Zhang Liqun, Polyansky Anton, Buck Matthias
Department of Physiology and Biophysics, Case Western Reserve University, School of Medicine, 10900 Euclid Avenue, Cleveland, Ohio, 44106, United States of America.
Max F. Perutz Laboratories, Department of Structural and Computational Biology, University of Vienna, Campus Vienna Biocenter 5, Vienna, AT-1030, Austria; M. M. Shemyakin and Yu. A. Ovchinnikov Institute of Bioorganic Chemistry, Russian Academy of Sciences, Moscow, 117997, Russia.
PLoS One. 2015 Apr 2;10(4):e0121513. doi: 10.1371/journal.pone.0121513. eCollection 2015.
Single-pass transmembrane (TM) receptors transmit signals across lipid bilayers by helix association or by configurational changes within preformed dimers. The structure determination for such TM regions is challenging and has mostly been accomplished by NMR spectroscopy. Recently, the computational prediction of TM dimer structures is becoming recognized for providing models, including alternate conformational states, which are important for receptor regulation. Here we pursued a strategy to predict helix oligomers that is based on packing considerations (using the PREDDIMER webserver) and is followed by a refinement of structures, utilizing microsecond all-atom molecular dynamics simulations. We applied this method to plexin TM receptors, a family of 9 human proteins, involved in the regulation of cell guidance and motility. The predicted models show that, overall, the preferences identified by PREDDIMER are preserved in the unrestrained simulations and that TM structures are likely to be diverse across the plexin family. Plexin-B1 and -B3 TM helices are regular and tend to associate, whereas plexin-A1, -A2, -A3, -A4, -C1 and -D1 contain sequence elements, such as poly-Glycine or aromatic residues that distort helix conformation and association. Plexin-B2 does not form stable dimers due to the presence of TM prolines. No experimental structural information on the TM region is available for these proteins, except for plexin-C1 dimeric and plexin-B1 - trimeric structures inferred from X-ray crystal structures of the intracellular regions.
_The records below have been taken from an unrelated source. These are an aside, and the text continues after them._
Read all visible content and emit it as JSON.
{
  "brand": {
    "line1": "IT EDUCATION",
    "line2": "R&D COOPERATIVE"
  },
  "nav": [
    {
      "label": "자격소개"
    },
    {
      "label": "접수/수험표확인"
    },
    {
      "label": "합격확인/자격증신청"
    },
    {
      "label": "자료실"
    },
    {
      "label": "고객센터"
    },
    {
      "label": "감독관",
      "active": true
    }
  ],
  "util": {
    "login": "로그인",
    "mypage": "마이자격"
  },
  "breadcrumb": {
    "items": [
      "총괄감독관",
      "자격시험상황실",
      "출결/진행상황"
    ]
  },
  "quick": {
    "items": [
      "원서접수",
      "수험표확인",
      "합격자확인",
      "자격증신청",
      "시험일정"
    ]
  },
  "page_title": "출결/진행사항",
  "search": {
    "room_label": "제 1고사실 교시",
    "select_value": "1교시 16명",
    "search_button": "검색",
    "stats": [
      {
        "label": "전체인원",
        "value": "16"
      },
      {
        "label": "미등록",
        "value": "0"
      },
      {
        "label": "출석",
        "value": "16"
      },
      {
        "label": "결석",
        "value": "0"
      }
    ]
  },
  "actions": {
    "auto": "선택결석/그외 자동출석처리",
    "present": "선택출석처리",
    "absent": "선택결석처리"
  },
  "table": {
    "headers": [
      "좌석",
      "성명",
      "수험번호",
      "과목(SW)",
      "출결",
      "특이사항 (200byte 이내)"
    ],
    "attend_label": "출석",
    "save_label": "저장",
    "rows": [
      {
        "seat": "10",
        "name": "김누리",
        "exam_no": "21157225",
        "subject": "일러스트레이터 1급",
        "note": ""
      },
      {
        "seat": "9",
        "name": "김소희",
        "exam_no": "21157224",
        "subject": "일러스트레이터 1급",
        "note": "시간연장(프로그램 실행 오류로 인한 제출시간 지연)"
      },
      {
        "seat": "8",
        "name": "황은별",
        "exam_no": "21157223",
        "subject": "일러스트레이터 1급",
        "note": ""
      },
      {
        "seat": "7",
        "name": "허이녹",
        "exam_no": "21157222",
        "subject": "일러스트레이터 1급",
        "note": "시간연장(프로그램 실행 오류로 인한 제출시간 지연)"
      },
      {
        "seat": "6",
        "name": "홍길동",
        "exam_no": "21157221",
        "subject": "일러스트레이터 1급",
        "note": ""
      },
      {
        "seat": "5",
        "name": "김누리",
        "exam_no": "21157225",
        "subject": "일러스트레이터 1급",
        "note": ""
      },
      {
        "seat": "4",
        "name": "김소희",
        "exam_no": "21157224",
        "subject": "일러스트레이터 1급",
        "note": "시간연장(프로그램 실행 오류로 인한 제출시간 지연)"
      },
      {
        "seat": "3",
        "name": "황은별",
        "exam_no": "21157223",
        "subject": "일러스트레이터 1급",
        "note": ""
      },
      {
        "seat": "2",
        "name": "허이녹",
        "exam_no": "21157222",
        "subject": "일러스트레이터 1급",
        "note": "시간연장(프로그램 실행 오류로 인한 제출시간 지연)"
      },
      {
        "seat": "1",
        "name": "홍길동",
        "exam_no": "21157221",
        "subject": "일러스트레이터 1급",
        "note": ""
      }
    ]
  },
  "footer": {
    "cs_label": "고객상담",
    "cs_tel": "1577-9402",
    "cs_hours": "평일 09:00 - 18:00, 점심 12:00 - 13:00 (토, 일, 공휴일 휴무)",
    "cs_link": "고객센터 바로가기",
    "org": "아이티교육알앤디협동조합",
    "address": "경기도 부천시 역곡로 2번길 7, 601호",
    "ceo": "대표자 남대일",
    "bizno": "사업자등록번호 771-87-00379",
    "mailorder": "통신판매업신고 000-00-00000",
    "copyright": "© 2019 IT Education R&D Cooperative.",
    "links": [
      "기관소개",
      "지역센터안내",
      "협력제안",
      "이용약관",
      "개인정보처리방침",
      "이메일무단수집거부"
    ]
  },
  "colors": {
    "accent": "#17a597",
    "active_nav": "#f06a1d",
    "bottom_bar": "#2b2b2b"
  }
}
Plexin-B1 TM trimers utilize Ser and Thr sidechains for interhelical contacts. We also modeled the juxta-membrane (JM) region of plexin-C1 and plexin-B1 and show that it synergizes with the TM structures. The structure and dynamics of the JM region and TM-JM junction provide determinants for the distance and distribution of the intracellular domains, and for their binding partners relative to the membrane. The structures suggest experimental tests and will be useful for the interpretation of future studies.
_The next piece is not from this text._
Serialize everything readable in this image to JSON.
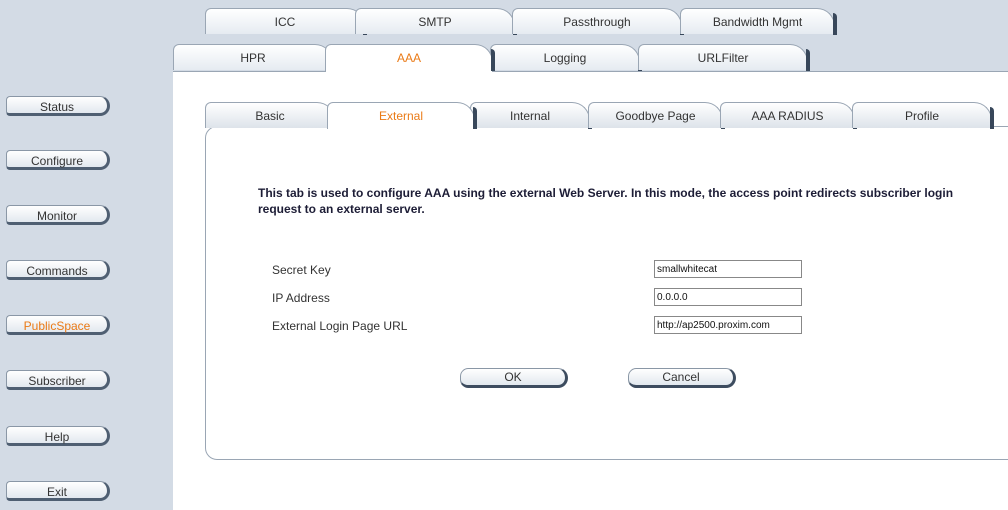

单次跨膜(TM)受体通过螺旋缔合或预制二聚体内的构象变化在脂质双层中传递信号。此类TM区域的结构测定具有挑战性,大多通过核磁共振光谱法完成。最近,TM二聚体结构的计算预测因能提供包括交替构象状态在内的模型而受到认可,这些模型对受体调节很重要。在此,我们采用了一种基于堆积考虑(使用PREDDIMER网络服务器)来预测螺旋寡聚体的策略,随后利用微秒级全原子分子动力学模拟对结构进行优化。我们将此方法应用于丛状蛋白TM受体,这是一个由9种人类蛋白质组成的家族,参与细胞导向和运动的调节。预测模型表明,总体而言,PREDDIMER确定的偏好性在无约束模拟中得以保留,并且TM结构在丛状蛋白家族中可能各不相同。丛状蛋白-B1和-B3的TM螺旋规则且倾向于缔合,而丛状蛋白-A1、-A2、-A3、-A4、-C1和-D1含有诸如多聚甘氨酸或芳香族残基等序列元件,这些元件会扭曲螺旋构象和缔合。由于存在TM脯氨酸,丛状蛋白-B2不会形成稳定的二聚体。除了从细胞内区域的X射线晶体结构推断出的丛状蛋白-C1二聚体和丛状蛋白-B1三聚体结构外,这些蛋白质的TM区域没有可用的实验结构信息。丛状蛋白-B1的TM三聚体利用丝氨酸和苏氨酸侧链进行螺旋间接触。我们还对丛状蛋白-C1和丛状蛋白-B1的近膜(JM)区域进行了建模,结果表明它与TM结构协同作用。JM区域以及TM-JM连接的结构和动力学为细胞内结构域的距离和分布以及它们相对于膜的结合伴侣提供了决定因素。这些结构为实验测试提供了建议,将有助于解释未来的研究。